Many mortgage brokers and companies hawking this kind of deal, the first lien home equity line of credit (HELOC). It takes several forms, depending on who it is that is making the pitch.
You’ve raised a lot of good points here, so I won’t belabor the issue by repeating them. Having just exited the mortgage world to raise my daughter, I can say with some certainty that this type of loan is taking the place of the now-maligned “Pick-a-Pay” or “Payoption ARM” loans as the “hot” mortgage product. One of the reasons that the payoption was so popular among brokers was because of its profitability (at the time, now it’s poison). The company I worked for closed hundreds of payoptions, primarily because the brokers found them to be the most profitable. It had nothing to do with the well-being of the borrower, which many are discovering now as their negatively amortizing loans are compounding the pain of a declining market.
Since the first lien HELOC is now their loan of choice to push with borrowers, it’s pretty clear that this is the most profitable type of loan to offer in this difficult market. The client that we catered to was the “savvy investor,” the proactive borrower looking for the next big thing. The reason these clients were targeted were due to their propensity to be taken in by this sort of sales pitch.

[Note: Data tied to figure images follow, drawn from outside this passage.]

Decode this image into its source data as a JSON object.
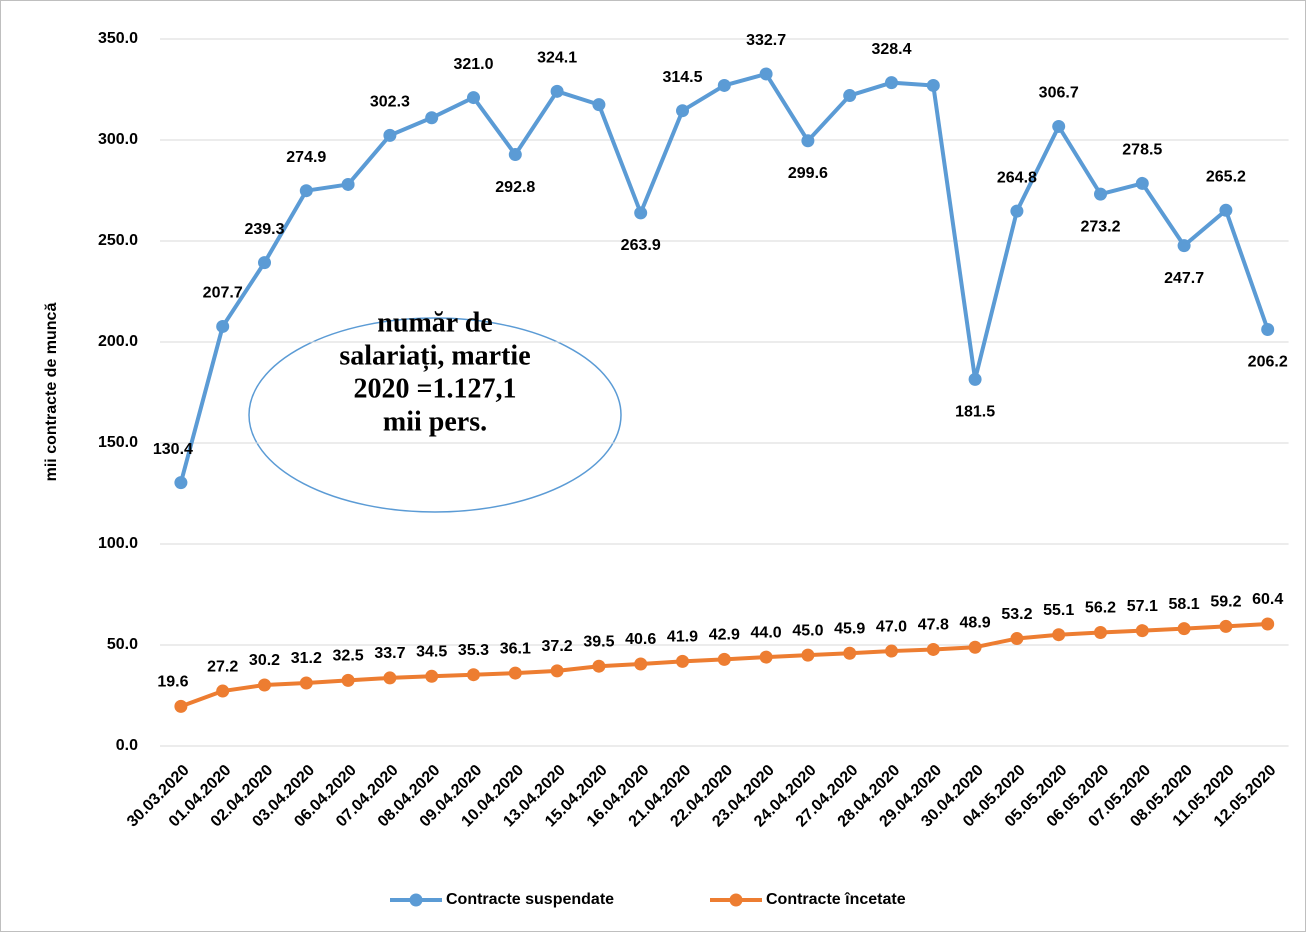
{
  "chart_data": {
    "type": "line",
    "y_label": "mii contracte de muncă",
    "annotation": [
      "număr de",
      "salariați, martie",
      "2020 =1.127,1",
      "mii pers."
    ],
    "categories": [
      "30.03.2020",
      "01.04.2020",
      "02.04.2020",
      "03.04.2020",
      "06.04.2020",
      "07.04.2020",
      "08.04.2020",
      "09.04.2020",
      "10.04.2020",
      "13.04.2020",
      "15.04.2020",
      "16.04.2020",
      "21.04.2020",
      "22.04.2020",
      "23.04.2020",
      "24.04.2020",
      "27.04.2020",
      "28.04.2020",
      "29.04.2020",
      "30.04.2020",
      "04.05.2020",
      "05.05.2020",
      "06.05.2020",
      "07.05.2020",
      "08.05.2020",
      "11.05.2020",
      "12.05.2020"
    ],
    "series": [
      {
        "name": "Contracte suspendate",
        "color": "#5b9bd5",
        "values": [
          130.4,
          207.7,
          239.3,
          274.9,
          278,
          302.3,
          311,
          321.0,
          292.8,
          324.1,
          317.5,
          263.9,
          314.5,
          327,
          332.7,
          299.6,
          322,
          328.4,
          327,
          181.5,
          264.8,
          306.7,
          273.2,
          278.5,
          247.7,
          265.2,
          206.2
        ],
        "value_labels": [
          "130.4",
          "207.7",
          "239.3",
          "274.9",
          null,
          "302.3",
          null,
          "321.0",
          "292.8",
          "324.1",
          null,
          "263.9",
          "314.5",
          null,
          "332.7",
          "299.6",
          null,
          "328.4",
          null,
          "181.5",
          "264.8",
          "306.7",
          "273.2",
          "278.5",
          "247.7",
          "265.2",
          "206.2"
        ]
      },
      {
        "name": "Contracte încetate",
        "color": "#ed7d31",
        "values": [
          19.6,
          27.2,
          30.2,
          31.2,
          32.5,
          33.7,
          34.5,
          35.3,
          36.1,
          37.2,
          39.5,
          40.6,
          41.9,
          42.9,
          44.0,
          45.0,
          45.9,
          47.0,
          47.8,
          48.9,
          53.2,
          55.1,
          56.2,
          57.1,
          58.1,
          59.2,
          60.4
        ],
        "value_labels": [
          "19.6",
          "27.2",
          "30.2",
          "31.2",
          "32.5",
          "33.7",
          "34.5",
          "35.3",
          "36.1",
          "37.2",
          "39.5",
          "40.6",
          "41.9",
          "42.9",
          "44.0",
          "45.0",
          "45.9",
          "47.0",
          "47.8",
          "48.9",
          "53.2",
          "55.1",
          "56.2",
          "57.1",
          "58.1",
          "59.2",
          "60.4"
        ]
      }
    ],
    "ylim": [
      0,
      350
    ],
    "yticks": [
      {
        "value": 0,
        "label": "0.0"
      },
      {
        "value": 50,
        "label": "50.0"
      },
      {
        "value": 100,
        "label": "100.0"
      },
      {
        "value": 150,
        "label": "150.0"
      },
      {
        "value": 200,
        "label": "200.0"
      },
      {
        "value": 250,
        "label": "250.0"
      },
      {
        "value": 300,
        "label": "300.0"
      },
      {
        "value": 350,
        "label": "350.0"
      }
    ],
    "grid": true,
    "legend": "bottom"
  }
}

There is nothing, I repeat, nothing, in these software packages that will help you pay down a mortgage faster. The only thing that pays down a mortgage ahead of the traditional amortization schedule, is, you guessed it! Sending in extra payments. The software may track things for you, but if you’re really into this kind of loan (and it may be beneficial for some few, just like the payoption was), you can do it with any number of mortgage companies that offer it as part of their regular product lines. Instead of some bogus software, they just charge discount points. Either way, you pay. Consumers are better off just sending the $3500 to the mortgage company as a principal reduction. Software is not going to tell you anything that your mortgage statement and a calculator cannot.
Additionally, since the loan is adjustable, you’re subject to changes in the indices, which of course, show signs of increasing, not decreasing.
My .02, as a former mortgage industry professional.